Now, imagine Trump in those shoes. A situation where the Democrats attempt to hinder, hamper, and destroy every-single thing the man attempts, over and over and over again, for the next eight years, and succeed. I doubt our President-elect would last a week before strangling Bernie Sanders and declaring war on some third world nation as a direct result of his displaced aggression. “Who can we bomb? I need to bomb someone! I’m in charge here and I say we bomb someone!”

Luckily for Mr. Trump - and unlucky for us - he won’t have that problem. He won’t have to show us, as well as the rest of the world, his ability to remain calm and composed on a daily basis while dealing with the most incredibly sensitive and stressful situations. After all, if we’ve learned one thing at this point, it’s that Trump’s ability to handle stress gracefully is about as absent as I was from physics class my senior year.

I’m not saying I support every choice our outgoing President has made,. I differ with him on many issues and think he’s made some major mistakes, i.e., taking about six and half years to realize the GOP was not interested in working together, and rather, preferred a street fight on every issue, letting the banks off the hook, not prosecuting Bush/Cheney - at least Cheney - for war crimes, appointing a former Monsanto exec. to oversee the FDA, and, of course, refusing (so far) to pardon Edward Snowden and Chelsea Manning, but, in light of the opposition he’s faced at every turn, looking back, it’s amazing he was able to do what he’s done for health care, for the economy, and, of course, after being left with the biggest mess in the history of our country, i.e. Iraq/Afghanistan, etc., as janitor.

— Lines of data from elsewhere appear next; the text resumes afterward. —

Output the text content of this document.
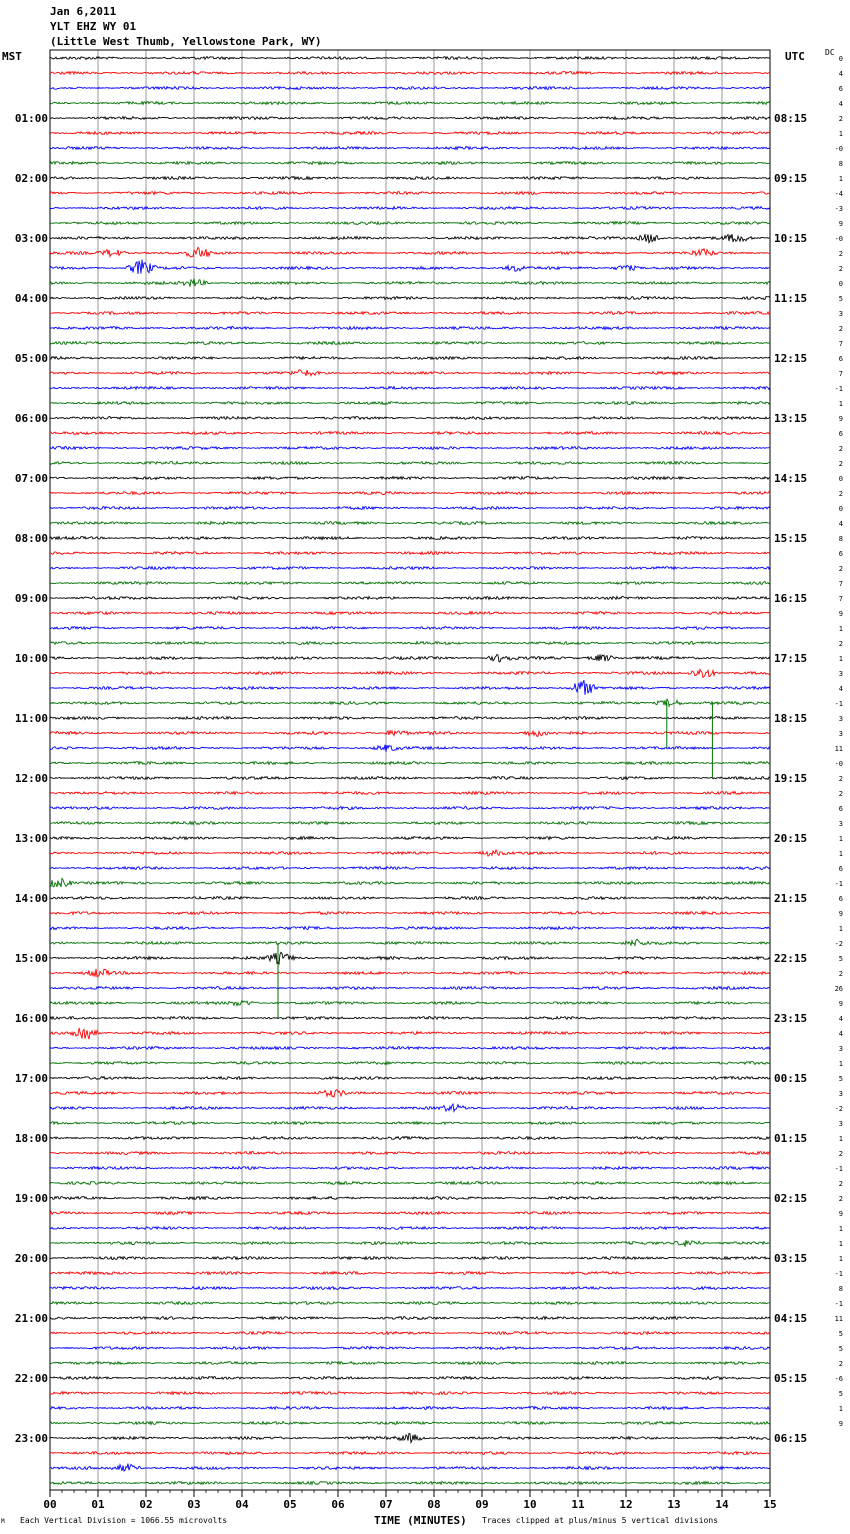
Jan 6,2011
YLT EHZ WY 01
(Little West Thumb, Yellowstone Park, WY)
MST	UTC	DC
0
4
6
4
2
1
-0
8
1
-4
-3
9
-0
2
2
0
5
3
2
7
6
7
-1
1
9
6
2
2
0
2
0
4
8
6
2
7
7
9
1
2
1
3
4
-1
3
3
11
-0
2
2
6
3
1
1
6
-1
6
9
1
-2
5
2
26
9
4
4
3
1
5
3
-2
3
1
2
-1
2
2
9
1
1
1
-1
8
-1
11
5
5
2
-6
5
1
9
01:00	08:15
02:00	09:15
03:00	10:15
04:00	11:15
05:00	12:15
06:00	13:15
07:00	14:15
08:00	15:15
09:00	16:15
10:00	17:15
11:00	18:15
12:00	19:15
13:00	20:15
14:00	21:15
15:00	22:15
16:00	23:15
17:00	00:15
18:00	01:15
19:00	02:15
20:00	03:15
21:00	04:15
22:00	05:15
23:00	06:15
00	01	02	03	04	05	06	07	08	09	10	11	12	13	14	15
Each Vertical Division = 1066.55 microvolts	TIME (MINUTES) Traces clipped at plus/minus 5 vertical divisions
M
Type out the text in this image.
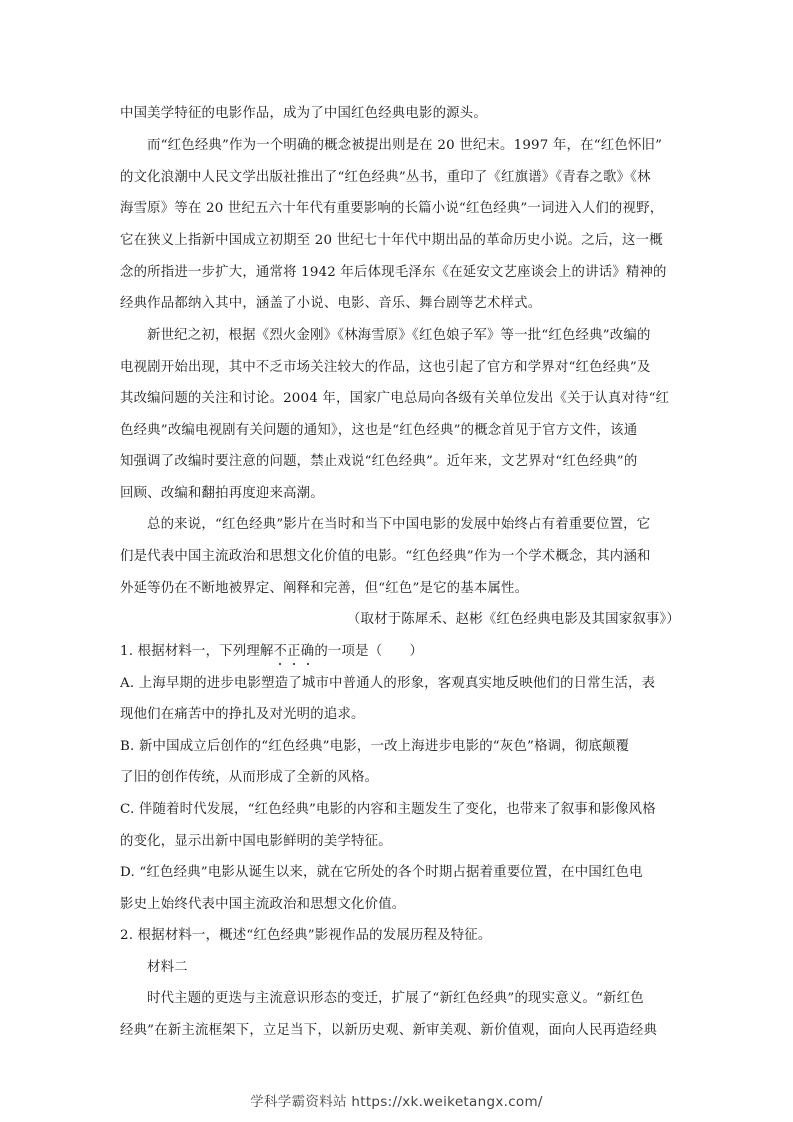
中国美学特征的电影作品，成为了中国红色经典电影的源头。
而“红色经典”作为一个明确的概念被提出则是在 20 世纪末。1997 年，在“红色怀旧”
的文化浪潮中人民文学出版社推出了“红色经典”丛书，重印了《红旗谱》《青春之歌》《林
海雪原》等在 20 世纪五六十年代有重要影响的长篇小说“红色经典”一词进入人们的视野，
它在狭义上指新中国成立初期至 20 世纪七十年代中期出品的革命历史小说。之后，这一概
念的所指进一步扩大，通常将 1942 年后体现毛泽东《在延安文艺座谈会上的讲话》精神的
经典作品都纳入其中，涵盖了小说、电影、音乐、舞台剧等艺术样式。
新世纪之初，根据《烈火金刚》《林海雪原》《红色娘子军》等一批“红色经典”改编的
电视剧开始出现，其中不乏市场关注较大的作品，这也引起了官方和学界对“红色经典”及
其改编问题的关注和讨论。2004 年，国家广电总局向各级有关单位发出《关于认真对待“红
色经典”改编电视剧有关问题的通知》，这也是“红色经典”的概念首见于官方文件，该通
知强调了改编时要注意的问题，禁止戏说“红色经典”。近年来，文艺界对“红色经典”的
回顾、改编和翻拍再度迎来高潮。
总的来说，“红色经典”影片在当时和当下中国电影的发展中始终占有着重要位置，它
们是代表中国主流政治和思想文化价值的电影。“红色经典”作为一个学术概念，其内涵和
外延等仍在不断地被界定、阐释和完善，但“红色”是它的基本属性。
（取材于陈犀禾、赵彬《红色经典电影及其国家叙事》）
1. 根据材料一，下列理解不正确的一项是（　　）
A. 上海早期的进步电影塑造了城市中普通人的形象，客观真实地反映他们的日常生活，表
现他们在痛苦中的挣扎及对光明的追求。
B. 新中国成立后创作的“红色经典”电影，一改上海进步电影的“灰色”格调，彻底颠覆
了旧的创作传统，从而形成了全新的风格。
C. 伴随着时代发展，“红色经典”电影的内容和主题发生了变化，也带来了叙事和影像风格
的变化，显示出新中国电影鲜明的美学特征。
D. “红色经典”电影从诞生以来，就在它所处的各个时期占据着重要位置，在中国红色电
影史上始终代表中国主流政治和思想文化价值。
2. 根据材料一，概述“红色经典”影视作品的发展历程及特征。
材料二
时代主题的更迭与主流意识形态的变迁，扩展了“新红色经典”的现实意义。“新红色
经典”在新主流框架下，立足当下，以新历史观、新审美观、新价值观，面向人民再造经典
学科学霸资料站 https://xk.weiketangx.com/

And, c’mon, after having been through eight years of a non-stop dogfight with some of the most despicable men/women on God’s green earth, how many of us would be able to say we still look like we could step into a Dos Equis commercial on a moment’s notice?

Translation: The man’s forgotten more about class/character than Donald Trump will ever learn, and he continues to improve on that point as each day approaches, signaling the end of his tenure.

So, as we watch our awesome ‘Dad’ head on down the driveway for the last time, ne’er to return, and prepare for the mess that is Mom’s new boyfriend, we, the kids, must now make every effort to stick together and refuse to allow this douchebag to hurt mom, in any way. It won’t be easy, but, for the foreseeable future, we seem to be stuck with the jerk. Fuzzy dice and all.